That shouldn’t be such an issue for the more expensive SUV version, which is likely to be previewed by a concept called the T-Cross. It could also carry that name through to production, although VW has a number of other badges registered that would fit with its convention of naming its SUVs with ‘T’ names, including Teracor, Tribue and Terasun. A clear rival for the Nissan Juke, Renault Captur and Mazda CX-3, the new model will share a platform and therefore a wheelbase with the next Polo, yet its design is said to be much more daring than the small hatchback’s.
“The baby SUV looks very sporty,” said one company insider. “You will wonder whether it’s a VW at all; you may recognise the grille, but it’s a very exciting design elsewhere.” As our exclusive image shows, the SUV is set to feature a longer rear overhang that will help to make it a larger car altogether – going some way to justifying pricing that’s likely to start at the middle of the Polo line-up.
The newcomer will be offered with four-wheel drive – again, a feature made possible by the MQB architecture – and a choice of manual or dual-clutch auto transmissions. Its engine line-up will skip the Polo’s naturally aspirated 1.0-litre three-cylinder petrols and start with a turbocharged version of the same engine, which is set to deliver around 109bhp.

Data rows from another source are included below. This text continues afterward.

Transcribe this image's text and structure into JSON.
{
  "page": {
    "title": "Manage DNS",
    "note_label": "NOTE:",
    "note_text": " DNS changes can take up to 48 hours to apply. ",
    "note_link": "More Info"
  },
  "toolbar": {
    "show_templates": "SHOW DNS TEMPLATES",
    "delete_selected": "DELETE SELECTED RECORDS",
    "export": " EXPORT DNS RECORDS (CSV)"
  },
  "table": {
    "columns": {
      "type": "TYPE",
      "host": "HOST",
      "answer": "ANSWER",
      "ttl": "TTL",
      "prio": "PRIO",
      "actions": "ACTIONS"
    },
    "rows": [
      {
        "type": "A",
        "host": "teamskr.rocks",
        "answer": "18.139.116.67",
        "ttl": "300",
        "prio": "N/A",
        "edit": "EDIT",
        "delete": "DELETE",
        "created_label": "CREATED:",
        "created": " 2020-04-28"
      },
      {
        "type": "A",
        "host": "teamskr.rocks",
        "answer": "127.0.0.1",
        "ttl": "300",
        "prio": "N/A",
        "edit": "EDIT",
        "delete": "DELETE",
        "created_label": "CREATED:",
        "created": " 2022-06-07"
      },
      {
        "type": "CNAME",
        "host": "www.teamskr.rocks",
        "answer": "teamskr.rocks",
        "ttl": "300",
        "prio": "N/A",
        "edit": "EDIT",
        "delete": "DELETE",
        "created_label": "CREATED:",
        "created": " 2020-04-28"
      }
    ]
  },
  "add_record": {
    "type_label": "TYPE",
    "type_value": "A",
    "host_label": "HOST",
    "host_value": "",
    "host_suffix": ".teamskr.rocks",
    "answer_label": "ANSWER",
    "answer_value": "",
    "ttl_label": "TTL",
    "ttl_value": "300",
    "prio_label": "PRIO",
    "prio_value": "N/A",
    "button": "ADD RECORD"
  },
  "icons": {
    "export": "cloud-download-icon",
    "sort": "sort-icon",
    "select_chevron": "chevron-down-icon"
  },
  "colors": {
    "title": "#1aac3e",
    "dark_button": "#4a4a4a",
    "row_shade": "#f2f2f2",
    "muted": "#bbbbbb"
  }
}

VW continues to experiment with the idea of a smaller SUV, based on the up! city car and previewed by the Taigun concept. While that particular project is said to have been frozen on the grounds of cost and potential profitability, the brand is reportedly exploring how it could develop it into a vehicle that could be sold as a cost-effective, ‘rugged’ vehicle in markets like Brazil – where the likes of the Dacia Duster and Ford EcoSport perform well.